The Zuni have lived in this area for at least 1,300 years. When the Spanish invaded around five hundred years ago, led by none other than the tyrant Coronado, the Zuni lived in six different villages, but after the Pueblo Revolt of 1680, the Zuni retreated to the top of the mesa Dowa Yalanne, Corn Mountain, for twelve years. After the return of the Spanish and a "truce" offered by the general Diego de Varga in charge of the reconquest they came down from Dowa Yalanne and established the present day Pueblo, Halona:wa known simply as the Zuni Pueblo.

Through the continuous attempts of Christianization first by the Catholic Spaniards and later the Mormon and Presbyterian homesteaders, the Zuni have remained autonomous and deeply spiritual. The People of Halonawa are mostly artisans of silver, ceramic and fetishes. The snake and horny toad fetishes my mother bought in Gallup when I told her I was trans were made by a Zuni artist. The snake and horny toad actually appeared to me at dawn the day I was to return to Texas.

Beginning on the full moon, the A:shiwi began their annual fasting in preparation for the summer solstice, called Deshkwi, in which no money can be exchanged. A few days before I arrived, the A:shiwi danced the solstice Rain Dances.

Shevy drove me to Black Rock, a "suburb" of federal housing four miles outside the Zuni Village so called because of the outlying fields of rough volcanic igneous. I will be house sitting for a family who works with the hospital literally up the street. Everything is red except the deep azure of the sky, the ground, the mesas, the houses, the rock half walls and community buildings. From their yard, you can see a dried up reservoir to the East (Yuna:wik'o, Wolf) and to the South (Donashi, Badger) sits the sacred Dowa Yalanne, Corn Mountain, or DY according to the white people.

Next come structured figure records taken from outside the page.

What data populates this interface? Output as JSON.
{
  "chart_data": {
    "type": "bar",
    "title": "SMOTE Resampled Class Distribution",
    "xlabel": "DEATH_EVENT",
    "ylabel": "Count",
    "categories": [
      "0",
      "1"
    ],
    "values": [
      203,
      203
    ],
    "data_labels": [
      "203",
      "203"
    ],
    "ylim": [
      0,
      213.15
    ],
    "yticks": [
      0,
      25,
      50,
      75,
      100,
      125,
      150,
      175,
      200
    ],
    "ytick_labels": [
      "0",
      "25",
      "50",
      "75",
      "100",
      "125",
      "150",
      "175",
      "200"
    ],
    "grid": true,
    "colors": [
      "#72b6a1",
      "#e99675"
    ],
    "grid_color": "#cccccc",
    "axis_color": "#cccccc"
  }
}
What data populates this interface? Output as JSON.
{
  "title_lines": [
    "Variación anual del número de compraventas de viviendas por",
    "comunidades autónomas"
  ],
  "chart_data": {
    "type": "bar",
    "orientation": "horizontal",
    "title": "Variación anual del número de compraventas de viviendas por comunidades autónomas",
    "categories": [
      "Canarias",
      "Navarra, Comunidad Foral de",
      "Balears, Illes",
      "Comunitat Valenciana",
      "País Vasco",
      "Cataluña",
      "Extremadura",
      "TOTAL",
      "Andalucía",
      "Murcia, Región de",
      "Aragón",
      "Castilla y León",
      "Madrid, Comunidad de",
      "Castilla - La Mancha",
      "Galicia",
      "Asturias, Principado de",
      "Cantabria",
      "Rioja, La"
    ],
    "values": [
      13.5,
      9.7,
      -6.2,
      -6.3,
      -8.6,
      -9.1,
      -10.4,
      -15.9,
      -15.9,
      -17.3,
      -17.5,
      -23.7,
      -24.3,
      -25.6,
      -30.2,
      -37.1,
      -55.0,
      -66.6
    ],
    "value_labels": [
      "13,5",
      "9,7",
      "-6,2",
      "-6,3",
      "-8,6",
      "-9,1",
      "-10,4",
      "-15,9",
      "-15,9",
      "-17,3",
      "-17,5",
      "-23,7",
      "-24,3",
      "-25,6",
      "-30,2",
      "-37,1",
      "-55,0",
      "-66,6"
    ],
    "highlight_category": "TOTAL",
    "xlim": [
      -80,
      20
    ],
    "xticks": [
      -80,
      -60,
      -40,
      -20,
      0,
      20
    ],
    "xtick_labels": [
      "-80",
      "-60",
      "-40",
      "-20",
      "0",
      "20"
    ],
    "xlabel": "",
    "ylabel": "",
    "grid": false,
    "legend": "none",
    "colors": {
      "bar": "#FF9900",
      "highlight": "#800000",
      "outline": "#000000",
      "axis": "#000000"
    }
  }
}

Corn Mountain is a two mile walk from the house.

The father of the household, an osteopath at the hospital, got home late and had to return to the hospital to finish paperwork. He informed me that many of the patients he receives have been beaten to a pulp, mostly from domestic violence, or have complications from alcohol, such as cirrhosis.

At the end of the night, the mother told me that "They really like heavy metal here." Apparently, metal bands play in their garages up and down the street.

I silently rejoiced. How very like home this would be.

The rain woke me this morning, pouring from the downspouts. The midsummer Dances called forth the green. The swallows dipped and glided around the house. I put on coffee and saw young Zuni running through the tall grasses before the red and green mesas, down the foot trails that run throughout the whole area. A Zuni Spirit came to me, a strange centipede with tall spidery legs like an Asian Dragon. The insect clamored toward my toes and then away to the corner of the room.

I pulled a book from the shelf and read of the Spanish Missions, Our Lady of Sorrows, one of which I remember seeing late one night on the way to Candy Kitchen and being spooked like hell. My sister, Sashenka and I had planned to camp in the Manzano Mountains State Park. But it was late at night and the cemetaries and missions that were nestled in with the brown camping signs were haunted with an evil that spooked us so terribly that we decided to drive though the night to Shevy and Max's instead of staying there. This book finally told me why these missions haunted us so. The Native People were enslaved to build these missions, inspired by fear with hanging galleries and whipping posts.

Staring out at dawn on the mesas, I could not help but mourn. But the memories of last night's Rainbow Maidens, sacred also to my Scandinavian ancestors before they too, much longer ago, were subjected as mere savage Pagans, danced in the same sky before the Zuni Mountains. The Rainbow Maidens reminded me of the great Strength.